The 50MW/172.5MWh project in the northern county of Yilan was completed in 2024 to deliver the Energy Shifting with Dynamic Regulating Function Reserve (E-dReg) ancillary service.
E-dReg was introduced in July 2022 into the energy trading platform of grid operator and utility Taipower Corporation (TPC). It enables energy storage to be used to quickly charge and discharge large amounts of electricity to enhance the flexibility of power dispatching.
It requires sub-second response times from the BESS. As Le Quintrec pointed out in his presentation, the service was created in direct response to the increasing penetration of renewable energy and load-shifting demand.
“Frequency regulation, E-dReg, is like a shock absorber. There is a shock you absorb.
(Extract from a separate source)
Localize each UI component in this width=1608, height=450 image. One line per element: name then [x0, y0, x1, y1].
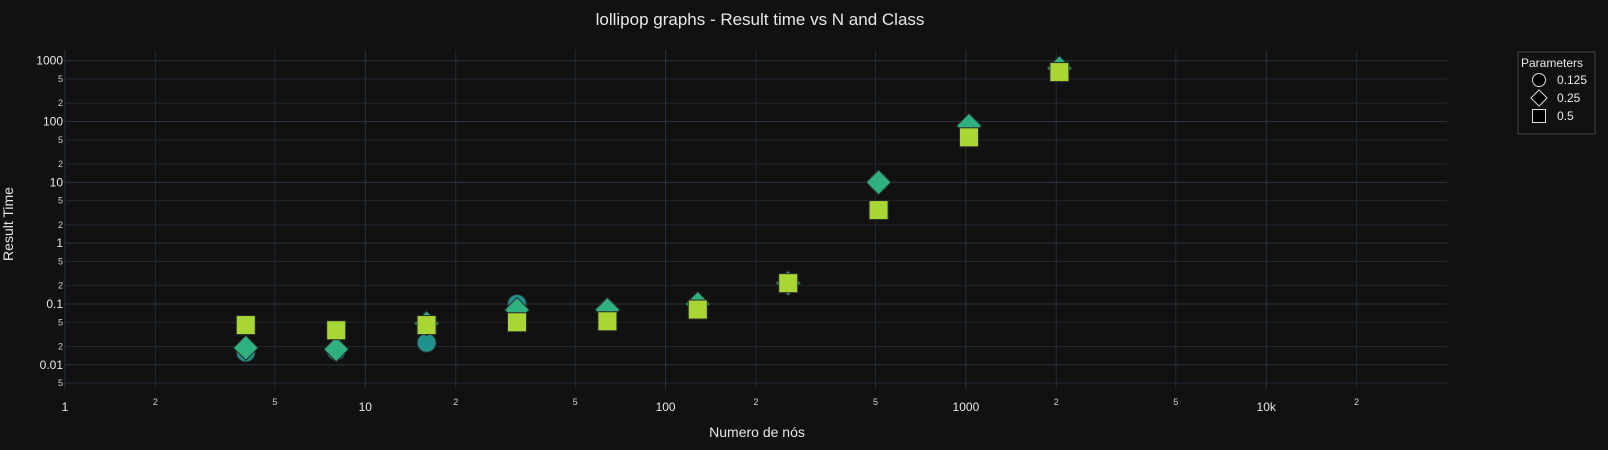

It’s like the suspension of a car, making sure there is no sharp turn, there is no big bump, and all the grid is stable,” Le Quintrec said.
The BESS supplied to the Yilan project was tailored for Foxwell’s specific needs of delivering E-dReg as mandated by the utility.
“Basically, the BESS is at about 50% state of charge (SoC) always and turning around, charging, discharging very quickly again, responding to signals in less than 100 milliseconds.”
For the latest project, Foxwell’s biggest priorities included cybersecurity, and Saft claimed it was able to satisfy those with a European-made cybersecurity solution that embeds control hardware and software from module to system level.
Saft will supply 108 units of its Intensium Shift (I-Shift) modular lithium iron phosphate (LPF) containerised BESS solution to Foxwell’s Taichung project. I-Shift, launched in 2022 with 3MWh storage capacity in a 20-foot standard container form factor.
The project in Taichung will be among the biggest on the island, joined by other sizeable projects, including a 311MWh system completed by NHOA—the Italian BESS integrator owned by Taiwan Cement Corporation—in late 2023 and more recently a 262.43MWh project developed by Billion Watts Technologies and Shinshin Credit Corporation went online in the first quarter of this year.
Both of those projects were delivered specifically for involvement in the E-dReg ancillary services market. According to TPC, around 500MW of BESS was active in E-dReg as of February this year.